Trends you consider when you look at the future of the product in the next few years?
The continued improvement and maintenance of our data quality is huge. At PitchBook, we understand that data is only useful if it’s correct, and we’ve found a nice balance between leveraging automation and human intervention to produce the highest quality VC, PE and M&A dataset in the market. As we keep building out our public data offering with the help of our parent company, Morningstar, the breadth of our data coverage will only continue to grow.
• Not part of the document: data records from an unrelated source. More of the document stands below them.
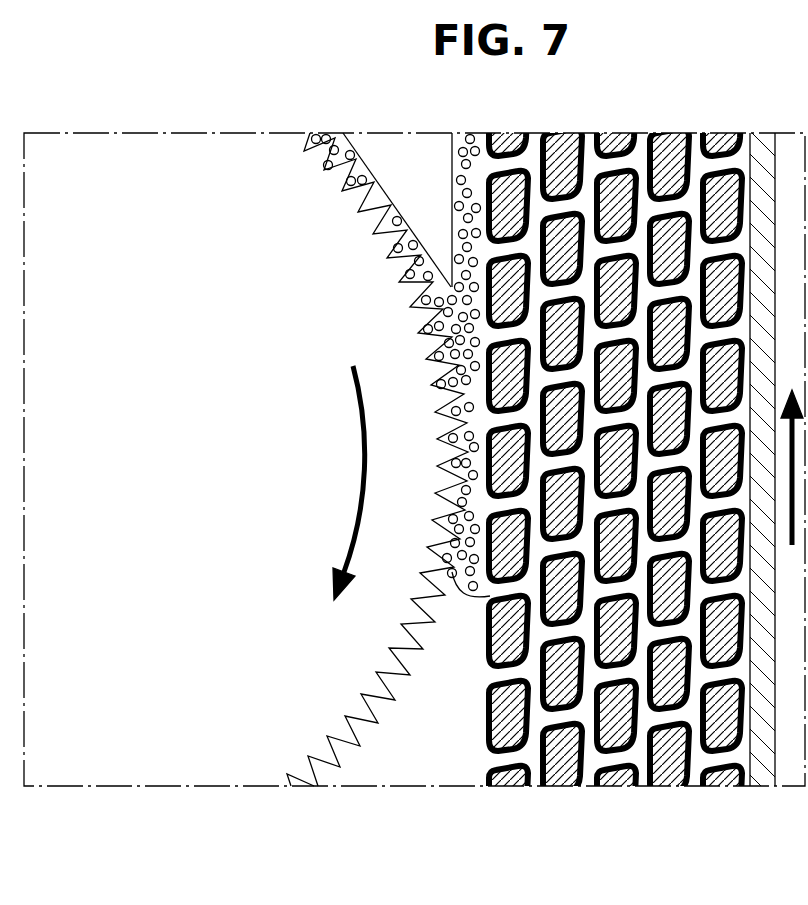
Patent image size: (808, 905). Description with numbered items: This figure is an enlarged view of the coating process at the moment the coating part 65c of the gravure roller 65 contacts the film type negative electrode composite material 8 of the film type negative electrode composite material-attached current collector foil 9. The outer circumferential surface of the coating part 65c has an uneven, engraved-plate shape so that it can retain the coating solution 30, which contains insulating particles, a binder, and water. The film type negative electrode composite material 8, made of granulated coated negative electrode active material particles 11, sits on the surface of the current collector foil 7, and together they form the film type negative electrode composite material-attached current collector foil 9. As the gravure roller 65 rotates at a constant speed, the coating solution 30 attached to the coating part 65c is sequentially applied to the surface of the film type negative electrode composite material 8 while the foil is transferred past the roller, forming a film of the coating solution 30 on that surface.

The coating part 65c is at (240, 172).
The gravure roller 65 is at (331, 433).
The coating solution 30 is at (377, 153).
The coated negative electrode active material particles 11 is at (565, 162).
The film type negative electrode composite material 8 is at (745, 793).
The current collector foil 7 is at (760, 481).
The film type negative electrode composite material-attached current collector foil 9 is at (626, 492).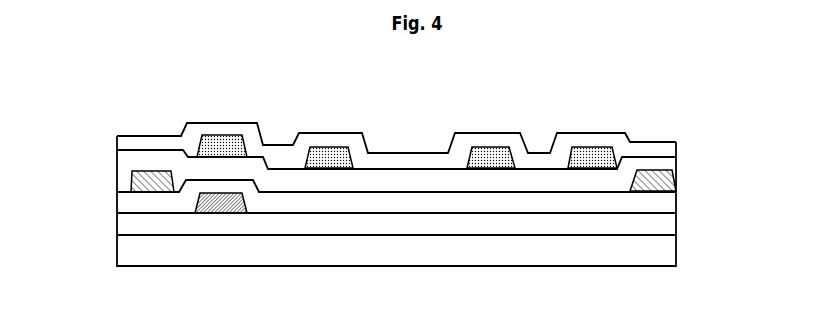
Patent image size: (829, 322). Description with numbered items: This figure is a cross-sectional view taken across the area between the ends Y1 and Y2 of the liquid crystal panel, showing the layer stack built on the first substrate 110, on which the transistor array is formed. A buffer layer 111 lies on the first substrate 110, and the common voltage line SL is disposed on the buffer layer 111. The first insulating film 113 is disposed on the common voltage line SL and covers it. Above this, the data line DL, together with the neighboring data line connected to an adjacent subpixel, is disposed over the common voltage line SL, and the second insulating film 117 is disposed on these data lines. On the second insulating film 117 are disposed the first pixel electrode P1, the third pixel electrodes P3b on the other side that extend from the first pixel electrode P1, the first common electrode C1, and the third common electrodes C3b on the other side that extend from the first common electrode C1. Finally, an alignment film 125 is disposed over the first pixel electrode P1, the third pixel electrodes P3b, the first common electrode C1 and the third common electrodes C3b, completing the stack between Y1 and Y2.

The first substrate 110 is at (675, 254).
The buffer layer 111 is at (673, 223).
The first insulating film 113 is at (673, 202).
The second insulating film 117 is at (676, 157).
The alignment film 125 is at (122, 142).
The data line DL is at (130, 182).
The common voltage line SL is at (222, 213).
The first pixel electrode P1 is at (220, 137).
The third pixel electrodes on the other side P3b is at (325, 148).
The third common electrodes on the other side C3b is at (488, 148).
The first common electrode C1 is at (595, 148).
The section area end Y1 is at (117, 285).
The section area end Y2 is at (674, 285).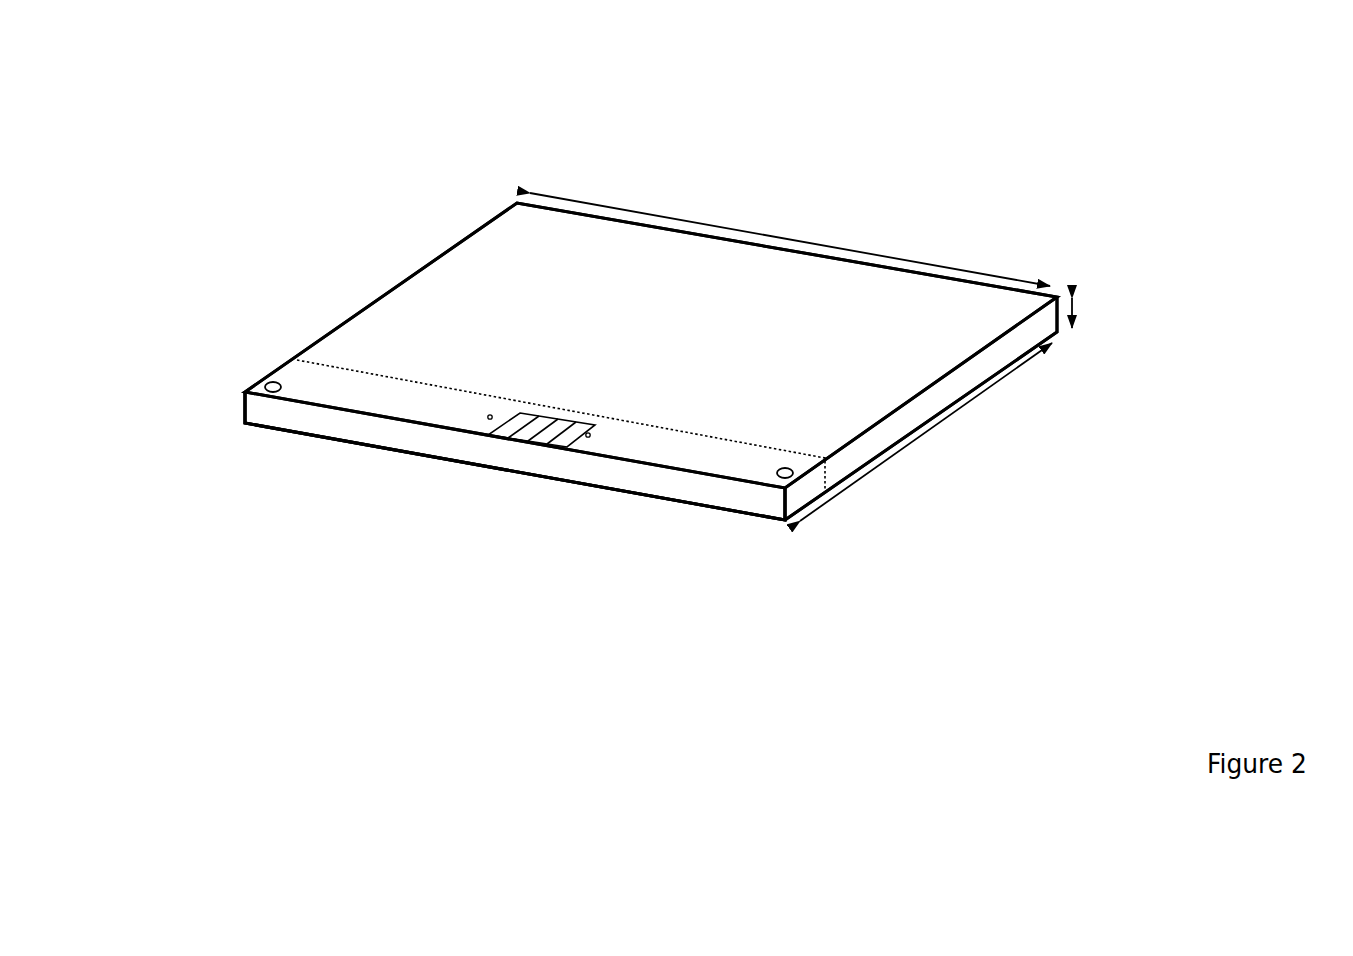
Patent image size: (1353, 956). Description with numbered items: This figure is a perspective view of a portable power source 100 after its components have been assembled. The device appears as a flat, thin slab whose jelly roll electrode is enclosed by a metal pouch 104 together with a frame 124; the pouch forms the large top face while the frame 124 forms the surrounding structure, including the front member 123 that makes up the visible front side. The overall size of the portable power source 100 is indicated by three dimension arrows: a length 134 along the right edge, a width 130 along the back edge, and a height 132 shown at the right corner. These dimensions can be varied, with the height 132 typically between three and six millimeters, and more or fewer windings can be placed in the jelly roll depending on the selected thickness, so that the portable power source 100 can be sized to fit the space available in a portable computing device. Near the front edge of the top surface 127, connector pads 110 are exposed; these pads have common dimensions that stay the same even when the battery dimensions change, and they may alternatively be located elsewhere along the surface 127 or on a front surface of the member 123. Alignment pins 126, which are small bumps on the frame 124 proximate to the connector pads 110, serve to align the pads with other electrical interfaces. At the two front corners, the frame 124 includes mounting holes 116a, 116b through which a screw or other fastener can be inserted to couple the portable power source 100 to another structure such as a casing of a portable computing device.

The portable power source 100 is at (940, 77).
The metal pouch 104 is at (484, 273).
The connector pads 110 is at (527, 430).
The mounting hole 116a is at (262, 382).
The mounting hole 116b is at (802, 487).
The front member 123 is at (412, 440).
The frame 124 is at (795, 492).
The alignment pins 126 is at (492, 420).
The surface 127 is at (320, 388).
The width 130 is at (818, 245).
The height 132 is at (1075, 300).
The length 134 is at (1013, 365).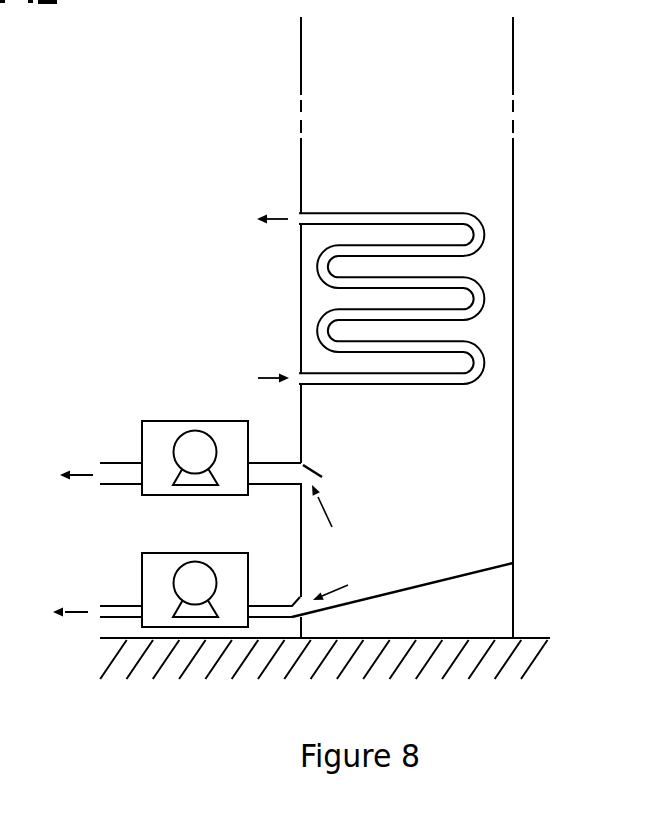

We’re also looking at improved search and discoverability features in our platform and implementing some slick methods of searching amongst the millions of companies, transactions and people we have in our database. And yes, if you’re wondering: some of the methods will be using machine learning! Finally, as our client base continues to grow, we’re investing heavily in user research to curate experiences and improve recommendations based on a user’s interests and workflows in PitchBook.
What do you do in your spare time? Any side projects you can share?
I spend a lot of time reading about technology, what’s happening in the artificial intelligence, machine learning and natural language processing space as well as cloud hardware. I like to nerd out and read research papers on https://arxiv.org/, particularly under Machine Learning and Information Retrieval.
As for side projects, I enjoy building out small python applications. Two in particular I’m working on at the moment are a blackjack card counting application that was trained using reinforcement learning methods and an application that helps understand game theory optimal play in no limit Texas holdem.
Outside of that, I enjoy traveling with my wife, dim sum, yoga, piano and time with family.